In the end, Bitcoin is for everyone, not just the wealthy. People frequently forget that the original Bitcoin white paper referred to the currency as a decentralized, open-source, and decentralized financial system. Peer-to-peer electronic currency would enable internet payments to be made directly from one party to another without having to go through a banking institution,” declared the Bitcoin white paper’s opening phrase. We need to concentrate less on becoming fast billionaires via speculation and meme currencies, and more on Bitcoin as a medium of trade.
A Bursting Economy
Chainalysis’ Top 20 Global Crypto Adoption Index ranks Africa as the third-fastest growing cryptocurrency economy in the world, with Kenya, Nigeria, South Africa, and Tanzania among the countries with the fastest growing cryptocurrency economies. Ample evidence supports its broad acceptance in Africa, as Bitcoin bridges the economic divide by meeting the financial requirements of individuals as well as entrepreneurial endeavors in areas such as remittance, e-commerce, payments, wealth preservation, and social good. Considering that over half of Africa’s population does not have a typical bank account, Bitcoin offers a solution for the unbanked by offering financial services to everybody, regardless of social status, geographical region, or economic level.

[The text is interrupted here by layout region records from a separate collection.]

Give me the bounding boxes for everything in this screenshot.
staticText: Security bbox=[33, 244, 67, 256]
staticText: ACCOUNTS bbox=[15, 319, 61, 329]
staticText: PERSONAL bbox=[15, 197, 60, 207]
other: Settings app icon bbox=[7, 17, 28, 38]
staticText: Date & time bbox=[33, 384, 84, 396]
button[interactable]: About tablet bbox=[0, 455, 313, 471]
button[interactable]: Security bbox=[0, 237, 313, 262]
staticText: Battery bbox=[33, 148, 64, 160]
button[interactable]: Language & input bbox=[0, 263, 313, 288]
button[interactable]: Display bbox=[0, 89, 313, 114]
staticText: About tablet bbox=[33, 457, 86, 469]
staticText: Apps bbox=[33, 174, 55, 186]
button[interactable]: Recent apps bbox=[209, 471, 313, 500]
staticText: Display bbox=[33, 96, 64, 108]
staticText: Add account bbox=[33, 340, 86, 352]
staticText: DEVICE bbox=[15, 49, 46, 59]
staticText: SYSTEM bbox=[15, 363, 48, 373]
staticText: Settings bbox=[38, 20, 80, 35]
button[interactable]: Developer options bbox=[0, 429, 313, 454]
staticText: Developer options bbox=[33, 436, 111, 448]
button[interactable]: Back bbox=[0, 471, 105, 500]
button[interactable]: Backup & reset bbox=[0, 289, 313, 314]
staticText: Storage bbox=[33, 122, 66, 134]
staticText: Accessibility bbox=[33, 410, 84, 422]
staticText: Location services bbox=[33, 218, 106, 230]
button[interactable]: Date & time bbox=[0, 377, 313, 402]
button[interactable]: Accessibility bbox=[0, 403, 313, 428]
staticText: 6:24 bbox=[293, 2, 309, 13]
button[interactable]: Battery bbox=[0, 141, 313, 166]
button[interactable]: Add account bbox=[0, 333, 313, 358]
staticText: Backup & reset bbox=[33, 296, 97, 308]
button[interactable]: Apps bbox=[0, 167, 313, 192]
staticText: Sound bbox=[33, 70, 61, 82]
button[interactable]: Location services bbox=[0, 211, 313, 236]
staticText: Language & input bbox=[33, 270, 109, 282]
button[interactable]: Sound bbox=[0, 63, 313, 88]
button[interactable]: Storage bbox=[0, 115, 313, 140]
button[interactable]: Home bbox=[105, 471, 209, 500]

The country’s widespread acceptance of Bitcoin is also fueled by reasons like as volatility in the global financial markets, strict capital restrictions on withdrawals, and high transaction costs in the financial services industry, among many others. This is exacerbated by the economic effect of the epidemic, which has had a negative influence on almost every economy in the globe.
Focusing in on the political scene in Nigeria, the Central Bank of Nigeria (CBN) has prohibited all authorized financial institutions in the nation from providing services to cryptocurrency exchanges. It launched the eNaira in late October, with the hope of lowering the interest rate for people who wanted to utilize Bitcoin. The usage of Bitcoin has, despite these measures, continued to grow throughout the nation, with Nigerian youth organizing and taking the lead in this movement.
The New Generation Of Nigerians
In every country’s growth and development, the young are the bedrock upon which the foundation is built. In terms of age distribution, Nigeria has one of the world’s youngest populations, with more than 75 percent of the population under the age of 35. The young of Nigeria are highly motivated and resourceful, and they are guiding the continent towards a financial golden era of prosperity.
Take, for example, Joseph Ebuka, a Nigerian Paxful member who uses bitcoin to purchase art works from other users. The majority of his profits are in cryptocurrencies, and he prefers to use bitcoin to pay for products and services since it is more convenient for him. Stories like Ebuka’s are altering our understanding of Bitcoin’s use cases and underlining the currency’s usefulness in daily transactions, according to the author.
The entrepreneurial spirit, along with the fierce drive and business competence of Nigerian young, is eventually building a grassroots economy, which is one to which we should all pay more attention in the future.
Boots On The Ground
Educating people about Bitcoin is the first step toward widespread adoption. Many individuals are unable to participate in the global economy because of a lack of financial literacy, which should be a basic human right. We need to keep highlighting the genuine worth and untapped potential of Bitcoin for the people of poor countries, especially those in the developing world. We have a duty to educate people about the benefits of Bitcoin and how it may help them achieve financial independence.
In order for us to go forward, we must adopt a “boots on the ground” attitude. Since then, I’ve opened two schools via the Built With Bitcoin Foundation and opened a center for Bitcoin education in Nigeria, and I’ve met with hundreds of people from the local community. I learnt what I know about Bitcoin by observing, listening, and imitating the hustle of the Nigerian folks on the street.
When it comes to financing, we’ve never seen anything like it in our lifetimes. In a financial system that is dysfunctional, Africa has pioneered the use of Bitcoin as a method of trade, breaking down prejudices along the way. The next ten years are going to be the most exciting in the history of mankind.